La juventud contemporánea se caracteriza por su actitud hipercrítica frente a los problemas estructurales que determinan su sufrimiento y su actuar. ¿Qué utilidad tiene eso si no nos conduce a la acción y al cambio, sino, meramente, a una queja interminable sobre los males del mundo? Una posible alternativa es la del cinismo: puesto que nada se puede cambiar, disfrutemos de la vida como viene, refugiándonos en nuestra autoconfiguración estética individual. Pero existe también la posibilidad de entender la autoconfiguración estética como una obra colectiva: a la soledad del genio creador, oponer la ética del arte teatral, donde cada uno de los integrantes del hecho escénico, sin dejar por ello de autoconfigurarse libremente (en su propuesta gestual, vocal, sus acciones físicas, etc.), supedita su ritmo individual al ritmo colectivo, su lucimiento personal al esplendor de la obra.
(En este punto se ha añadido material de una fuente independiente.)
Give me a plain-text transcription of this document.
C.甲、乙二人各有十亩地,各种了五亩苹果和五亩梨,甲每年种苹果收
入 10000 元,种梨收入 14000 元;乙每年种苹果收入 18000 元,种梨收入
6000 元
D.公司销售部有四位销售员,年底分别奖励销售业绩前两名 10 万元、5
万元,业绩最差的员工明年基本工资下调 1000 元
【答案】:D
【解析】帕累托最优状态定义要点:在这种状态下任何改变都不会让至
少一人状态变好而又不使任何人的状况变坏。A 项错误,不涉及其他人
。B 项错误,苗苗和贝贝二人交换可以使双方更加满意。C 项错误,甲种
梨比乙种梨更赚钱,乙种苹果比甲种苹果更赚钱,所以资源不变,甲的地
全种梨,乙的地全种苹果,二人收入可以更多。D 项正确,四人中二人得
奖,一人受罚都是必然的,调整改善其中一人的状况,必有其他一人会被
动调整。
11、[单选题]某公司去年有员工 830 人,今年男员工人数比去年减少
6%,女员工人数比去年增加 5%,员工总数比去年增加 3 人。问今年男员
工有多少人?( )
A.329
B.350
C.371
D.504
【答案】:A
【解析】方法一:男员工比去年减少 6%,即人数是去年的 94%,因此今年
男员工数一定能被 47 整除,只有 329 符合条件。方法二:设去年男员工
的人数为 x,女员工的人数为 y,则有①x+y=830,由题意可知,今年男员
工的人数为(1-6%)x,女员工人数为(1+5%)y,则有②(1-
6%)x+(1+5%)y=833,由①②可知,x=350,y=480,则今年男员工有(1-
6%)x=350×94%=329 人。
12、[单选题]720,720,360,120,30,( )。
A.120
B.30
Así, el modo de sujeción[12], que en nuestra época es fundamentalmente individualista, puede devenir modo de sujeción colectivo y, además, vitalista: en su obra El nacimiento de la tragedia¸ Nietzsche propone la alegría como categoría central de lo trágico, donde la afirmación de la vida se revela como el correlato de la capacidad de sufrimiento que permite contemplar el horror de la existencia, la oposición irreconciliable, no como queja, sino como acción y arrojo y, en este caso, como oposición irreconciliable contra los modos de sujeción del mercado (inseparables de modos de dominio y división), que, en términos teatrales, evitan que acontezca al hecho escénico, pues encierran a cada actor en su pequeño mundo.

En una práctica trágica de sí (y, puesto que es trágica, teatral, es decir, colectiva), el esplendor del sujeto en menoscabo del esplendor del colectivo es desechado (es el criterio de estilo y valores estéticos del que habla Foucault), con la férrea disciplina del actor que desconfía del falso relumbre de ser una estrella solitaria, mientras el resto de la obra se derrumba.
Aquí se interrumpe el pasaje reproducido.